Dengan kata lain: coaching modern hasil formulasi Gallwey menitikberatkan eksplorasinya pada pertanyaan dan bukan pernyataan (instruksi). Pada akhirnya kontribusi Gallwey pada dunia coaching ini menjadikan sebutan ‘The Father of Modern Coaching’ disematkan padanya.
Saat ini terdapat beragam organisasi yang mengembangkan coaching dengan ciri khasnya masing-masing, meski pada akhirnya semua bermuara pada esensi yang sama bisa saja pelaksanaannya akan menekankan ciri khas teknik yang berbeda, pada akhirnya bukan soal benar atau salah melainkan soal tujuan dari ditetapkanya ciri khas itu oleh organisasi tersebut yang perlu dipahami.
JENIS-JENIS COACHING
Perkembangan coaching yang Gallwey dapati, praktikkan dan mendapatkan pengakuan di berbagai bidang menyajikan sebuah temuan bahwa coaching ternyata bisa diaplikasikan ke dalam bidang selain olahraga sekali pun, hal ini membuat coaching ‘berevolusi’, ia menjadi sebuah pendekatan dalam membantu seseorang berpindah dari kondisi lama ke kondisi baru.
Artinya: coaching menjadi sebuah metode perubahan dan kerangka kerja yang ditujukan untuk memperbaiki kinerja seseorang dalam peran dan bidang spesifik yang dijalaninya, sehingga ia bisa berpindah dari kondisi lamanya saat ini yang dirasa tidak ideal menuju kondisi baru yang ideal baginya.

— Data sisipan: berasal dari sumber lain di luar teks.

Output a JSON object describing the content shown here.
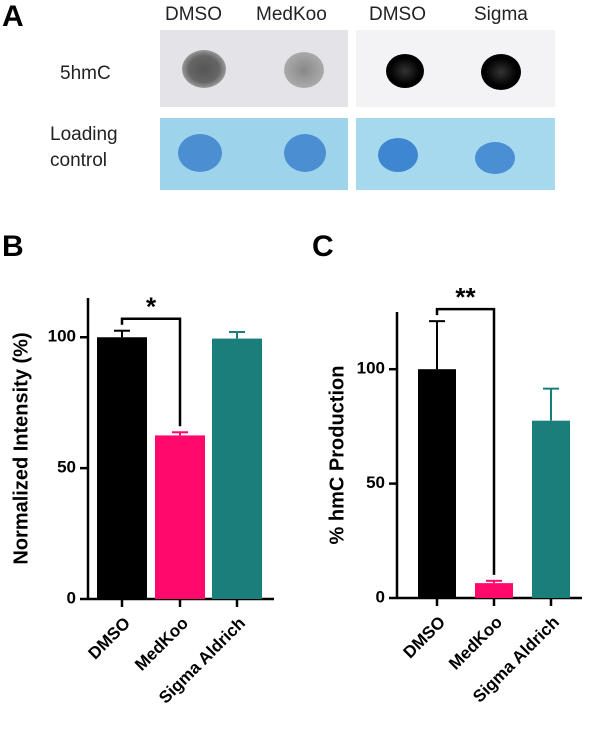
{
  "panel_a": {
    "label": "A",
    "columns": [
      "DMSO",
      "MedKoo",
      "DMSO",
      "Sigma"
    ],
    "rows": [
      "5hmC",
      "Loading control"
    ]
  },
  "chart_data": [
    {
      "type": "bar",
      "panel": "B",
      "y_label": "Normalized Intensity (%)",
      "categories": [
        "DMSO",
        "MedKoo",
        "Sigma Aldrich"
      ],
      "values": [
        100,
        62.5,
        99.5
      ],
      "errors": [
        2.5,
        1.2,
        2.5
      ],
      "colors": [
        "#000000",
        "#ff0a6c",
        "#1a7f7b"
      ],
      "ylim": [
        0,
        115
      ],
      "yticks": [
        0,
        50,
        100
      ],
      "significance": "*"
    },
    {
      "type": "bar",
      "panel": "C",
      "y_label": "% hmC Production",
      "categories": [
        "DMSO",
        "MedKoo",
        "Sigma Aldrich"
      ],
      "values": [
        100,
        6.5,
        77.5
      ],
      "errors": [
        21,
        1,
        14
      ],
      "colors": [
        "#000000",
        "#ff0a6c",
        "#1a7f7b"
      ],
      "ylim": [
        0,
        125
      ],
      "yticks": [
        0,
        50,
        100
      ],
      "significance": "**"
    }
  ]
}
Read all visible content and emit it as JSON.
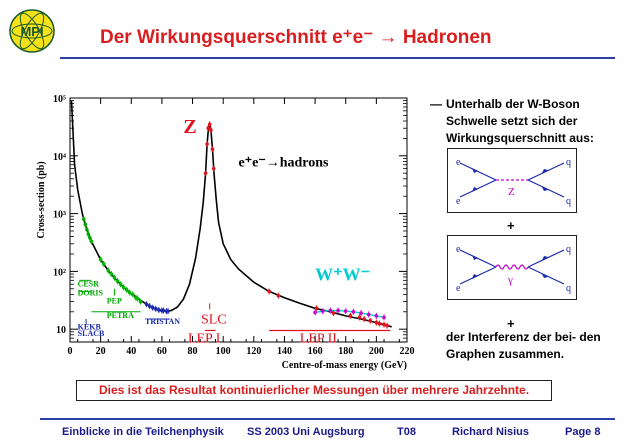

Namun demikian, meskipun mengakar pada prinsip dan kerangka kerja yang sama, evolusi dari coaching dan penerapannya di berbagai bidang menjadikan lahirnya berbagai ‘varian’ coaching, dimana setiap jenis coaching ini harus mengadaptasi kompleksitas situasi yang sudah ada di dalamnya agar kerangka kerja coaching yang bersifat universal ini bisa diterapkan secara praktis.
Beberapa varian coaching yang saat ini populer dikenal yaitu:
Life Coaching: sering juga disebut personal coaching, jenis coaching ini adalah coaching yang diperuntukkan bagi individu yang ingin memperbaiki dan meningkatkan kualitas hidup pribadinya di aspek yang disepakati, coach yang memfasilitasi jenis coaching ini disebut Life Coach.
Dalam praktik Life Coaching, seorang Life Coach mendampingi kliennya untuk mengidentifikasi area kehidupan yang ingin klien fokuskan untuk perbaiki dan tingkatkan melalui proses coaching bersamanya, area kehidupan ini bisa berupa mental-emosional, keuangan, hubungan, keluarga, spiritual dan lain sebagainya.
Karena ‘payung’ dari Life Coaching ini bersifat general, menaungi area kehidupan individu secara umum, di kemudian hari beberapa coach menciptakan pendalam/spesialisasi dari Life Coaching ini, mereka yang menspesialkan dirinya dalam perbaikan hubungan misalnya, membuat area khusus Relationship Coaching dan menjadikan diri mereka Relationship Coach.
Para coach yang mendalami spesialisasi bidang keluarga bisa saja menempatkan dirinya di bidang Family Coaching dan menjadikan diri mereka Family Coach, begitu juga para coach yang mendalami perbaikan kondisi keuangan, bisa menjadikan diri mereka seorang Financial Coach yang memfasilitasi sesi Financial Coaching.
Dewasa ini beberapa dokter yang mendalami coaching bahkan mengembangkan kemampuannya di bidang Health Coaching, yang menjadikan mereka seorang Health Coach.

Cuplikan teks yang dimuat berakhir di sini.